Many general surgeons are adding robotics to their scope of practice, but most are taking a wait-and-see approach for several reasons.For some surgeons, the technology is simply inaccessible.
- dating com hk
- whats a good dating headline
- sex dating in milleville beach michigan
- how the internet has changed dating
- siti dating classifica
- robert hoffman dating
- Freechatroms talking about sex
There is considerable evidence that the enthusiasm for robotics is escalating among general surgeons.
According to the marketing division of Intuitive Surgical, the company that markets the da Vinci surgical system, general surgeons are among the surgeons most commonly completing the clinical pathway required for credentialing.
(Personal communication between Frank Grillo, vice-president, marketing and business development, Intuitive Surgical, Inc., and Dr.
Griffen, May 9, 2013.) Now well up in the hundreds, peer-reviewed reports are published with increasing frequency on this topic.
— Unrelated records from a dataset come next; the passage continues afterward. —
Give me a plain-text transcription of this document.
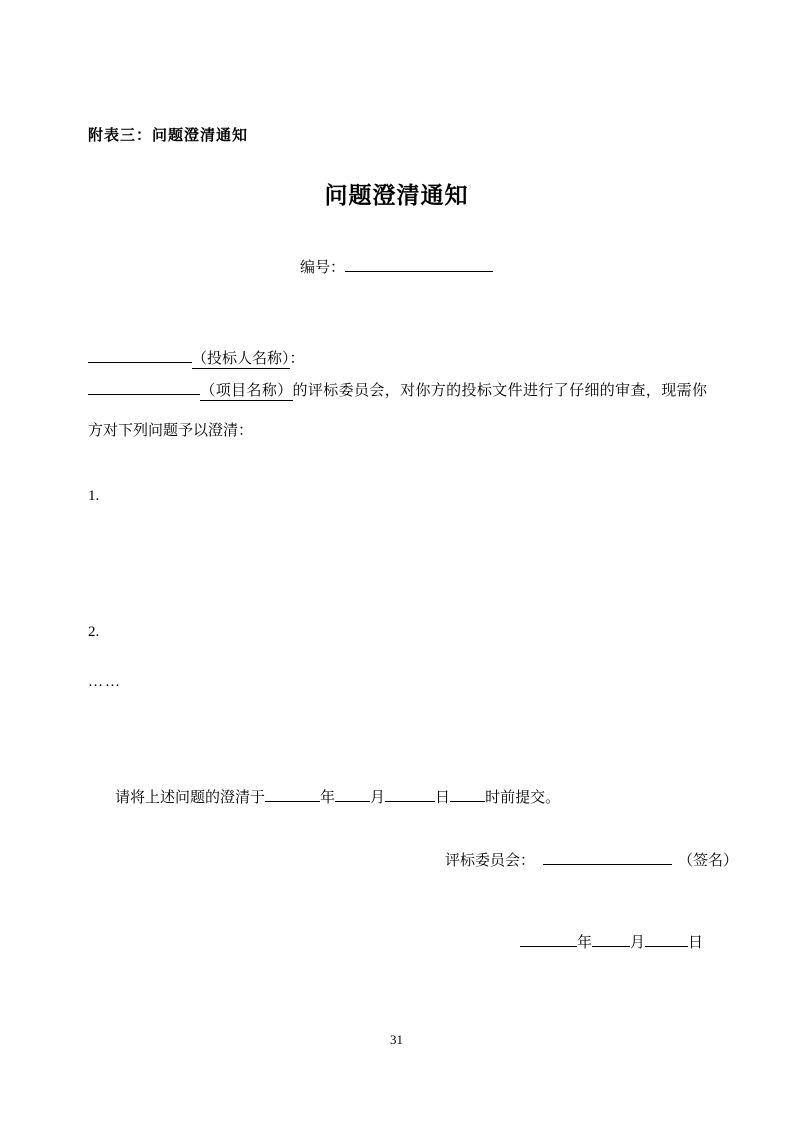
附表三：问题澄清通知
问题澄清通知
编号：
（投标人名称）：
（项目名称）的评标委员会，对你方的投标文件进行了仔细的审查，现需你方对下列问题予以澄清：
1.
2.
……
请将上述问题的澄清于	年 月	日 时前提交。
评标委员会：	（签名）
年	月	日
31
Emblematic of these differing perspectives are two recent quotes from noteworthy surgeons: In February 2013, Pier Cristoforo Giulianotti, MD, FACS, chief of minimally invasive, general, and robotic surgery at the University of Illinois at Chicago, said, “In my opinion, there is no way back from robotic surgery.” Meanwhile, in March 2013, James Breeden, MD, FACS, president of the American Congress of Obstetricians and Gynecologists, wrote, “Robotic surgery is not the only or the best minimally invasive approach for hysterectomy.” It is no wonder that questions and concerns remain: Will robotics enhance the ability of general surgeons to broaden their scope of practice, make the practice of surgery more fulfilling, and add value to the services provided?
To address these questions and to assist general surgeons in making decisions about the value of robotic technology for themselves and their patients, this article offers some perspective on what the future may hold.
The speculations presented here are based on personal experience and the history of robotic surgery to date.
In addition, this article addresses the pathway for safely introducing robotics into practice as it applies to both practicing surgeons and residents in training.
The scope of the reports is increasing as well, with virtually every organ and procedure explored for the applicability of robotic technology.